И еще потянуло меня на старую черешню возле той огорожи, где показывают кинофильмы. Ведь там ребята все время картины смотрят, а я часами гляжу только на широкий экран моря, где вот уже третий день ни одна рыбка не появляется.
Погода тем временем испортилась. С севера подул холодный ветер, в море разгулялись густые волны с белыми гребнями. Смотришь на море, и тебе кажется, будто там тысячи чаек, пристав к волнам, взмахивают крыльями, хотят подняться вверх и никак не могут оторваться от воды. Море зеленое-зеленое, такое, каким я не видел его еще никогда, и только вдали, там, около горизонта, — оно синее, василькового цвета. По небу мчатся лоскутья седых рваных туч, торопятся куда-то, стараясь обогнать друг друга.
У меня приупало настроение.

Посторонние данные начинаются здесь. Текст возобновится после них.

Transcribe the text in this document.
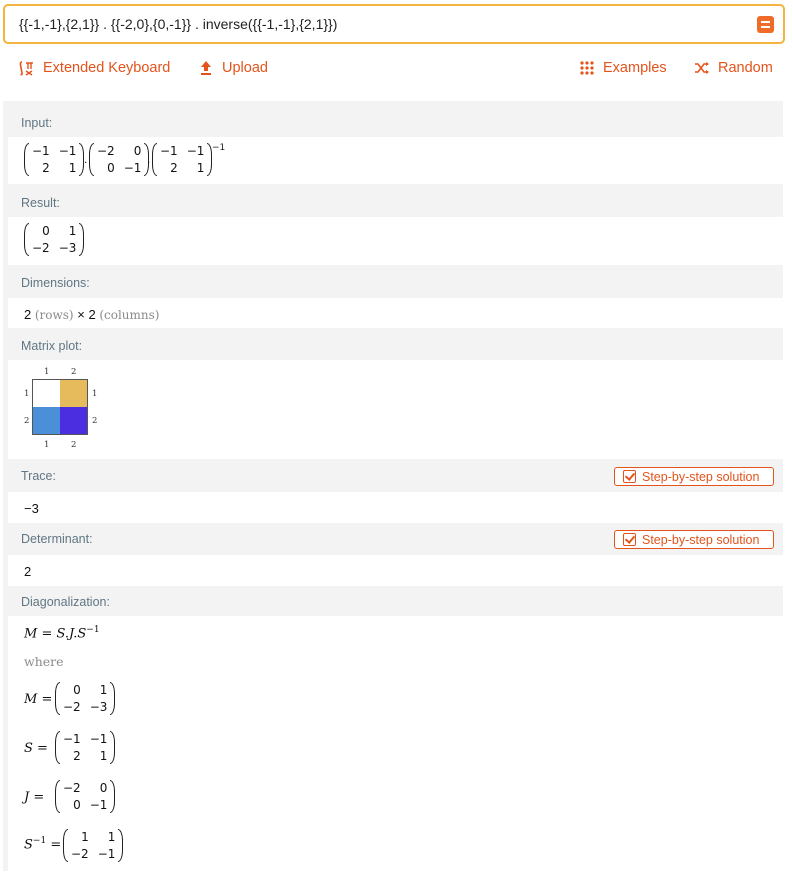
{{-1,-1},{2,1}} . {{-2,0},{0,-1}} . inverse({{-1,-1},{2,1}})
Extended Keyboard	Upload	Examples	Random
Input:
−1 −1
2	1
.
−2	0
0 −1
.
−1 −1
2	1
−1
Result:
0	1
−2 −3
Dimensions:
2 (rows) × 2 (columns)
Matrix plot:
1	2
1	2
1
2
1
2
Trace:	Step-by-step solution
−3
Determinant:	Step-by-step solution
2
Diagonalization:
$M = S.J.S^{-1}$
where
M =
0	1
−2 −3
S =
−1 −1
2	1
J =
−2	0
0 −1
$S^{-1}$ =
1	1
−2 −1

Словно почувствовав это, дедушка проговорил:
— Ну что ж, Оксана, отвезем, пожалуй, Даню домой. Поработал он на славу, вся база рыбой завалена, можно и отдохнуть.
Я искренне обрадовался, хотя и виду не подавал, что хочу домой. Но дедушка, должно быть, и так все понял, потому что приказал дяде Семену снарядить в дорогу моторку.
В дедушкиной бригаде, много рыбаков. За эту неделю я со всеми познакомился, подружился. Но больше всего мне понравился дядя Семен. Он самый молодой в бригаде. Ему уже за тридцать, но он живет одиноко, в рыбацкой хате, на краю поселка. Молчаливый, неповоротливый, он всегда хмурится. Сила у него спортсменская: как схватит сеть, так просто канаты трещат, а слова лишнего от него не услышишь.
Дядя Семен был очень дисциплинированным: только дедушка прикажет — немедленно все исполнит. Он в течение нескольких минут приготовился в дорогу.
И вот наш баркас выходит в море. На корме — дедушка, мы с мамой впереди, Семен посреди баркаса, возле рыбы. Широкоплечий, головастый, он хмуро поблескивает своими сердитыми серыми глазами из-под тяжелых бровей. Он за время, пока мы ловили рыбу, ни разу не брился и весь оброс серой, колючей щетиной.
Остальные рыбаки остались около «котла», потому что дедушка сказал: «А может, еще ставрида пойдет?»
Чем дальше от берега, тем неспокойнее море. Наш баркас то приподнимается на волнах, то падает вниз. Мне такое путешествие не очень нравится, но я молчу. Мама, видно, думает о чем-то своем, смотрит в морскую даль, щурит глаза. Острый мыс, возле которого находится наш ставник и где среди голых камней осталось наше рыбацкое «гнездо», быстро уходит и уже не кажется выступом в море, а сливается со всем берегом. Здесь, в открытом море, повеяло холодом, я продрог и невольно прижался к маме. Мне захотелось как можно скорее очутиться дома.
Но я понимал, что это не близко и не так просто попасть сейчас домой.